Blocking SphK1/S1P/S1PR1 Signaling Pathway Alleviates Lung Injury Caused by Sepsis in Acute Ethanol Intoxication Mice

Acute ethanol intoxication increases the risk of sepsis and aggravates the symptoms of sepsis and lung injury. Therefore, this study aimed to explore whether sphingosine kinase 1 (SphK1)/sphingosine-1-phosphate (S1P)/S1P receptor 1 (S1PR1) signaling pathway functions in lung injury caused by acute ethanol intoxication-enhanced sepsis, as well as its underlying mechanism. The acute ethanol intoxication model was simulated by intraperitoneally administering mice with 32% ethanol solution, and cecal ligation and puncture (CLP) was used to construct the sepsis model. The lung tissue damage was observed by hematoxylin-eosin (H&E) staining, and the wet-to-dry (W/D) ratio was used to evaluate the degree of pulmonary edema.

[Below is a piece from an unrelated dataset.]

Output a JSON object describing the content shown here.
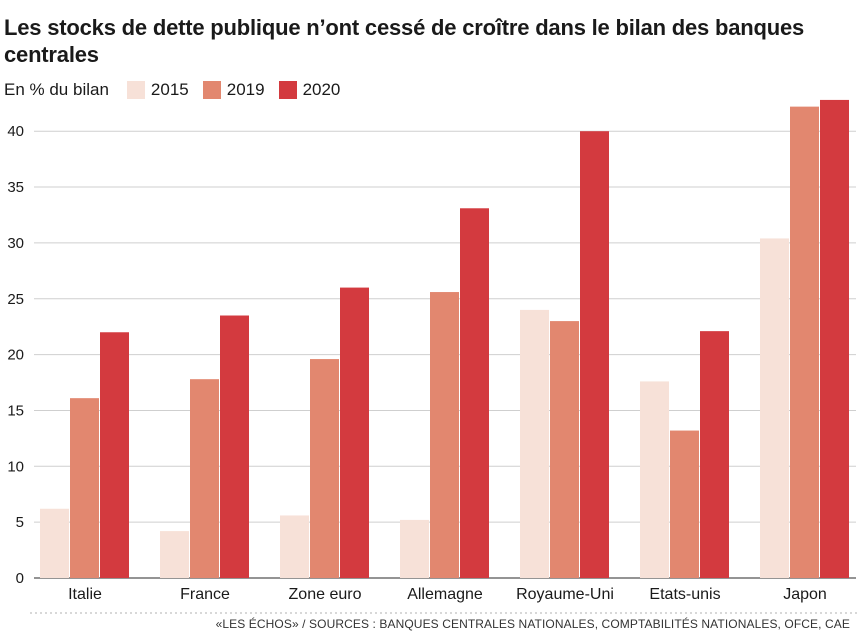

Inflammatory cell counting and protein concentration in bronchoalveolar lavage fluid (BALF) were, respectively, detected by hemocytometer and bicinchoninic acid (BCA) method. The levels of tumor necrosis factor (TNF)-α, interleukin (IL)-6, IL-1β, and IL-18 in BALF were detected by their commercial enzyme-linked immunosorbent assay (ELISA) kits. The myeloperoxidase (MPO) activity and expression of apoptosis-related proteins and SphK1/S1P/S1PR1 pathway-related proteins were, respectively, analyzed by MPO ELISA kit and Western blot analysis. The cell apoptosis in lung tissues was observed by TUNEL assay. Acute ethanol intoxication (EtOH) decreased the survival rate of mice and exacerbated the lung injury caused by sepsis through increasing pulmonary vascular permeability, neutrophil infiltration, release of inflammatory factors, and cell apoptosis. In addition, EtOH could activate the SphK1/S1P/S1PR1 pathway in CLP mice. However, PF-543, as a specific inhibitor of SphK1, could partially reverse the deleterious effects on lung injury of CLP mice. PF-543 alleviated lung injury caused by sepsis in acute ethanol intoxication rats by suppressing the SphK1/S1P/S1PR1 signaling pathway.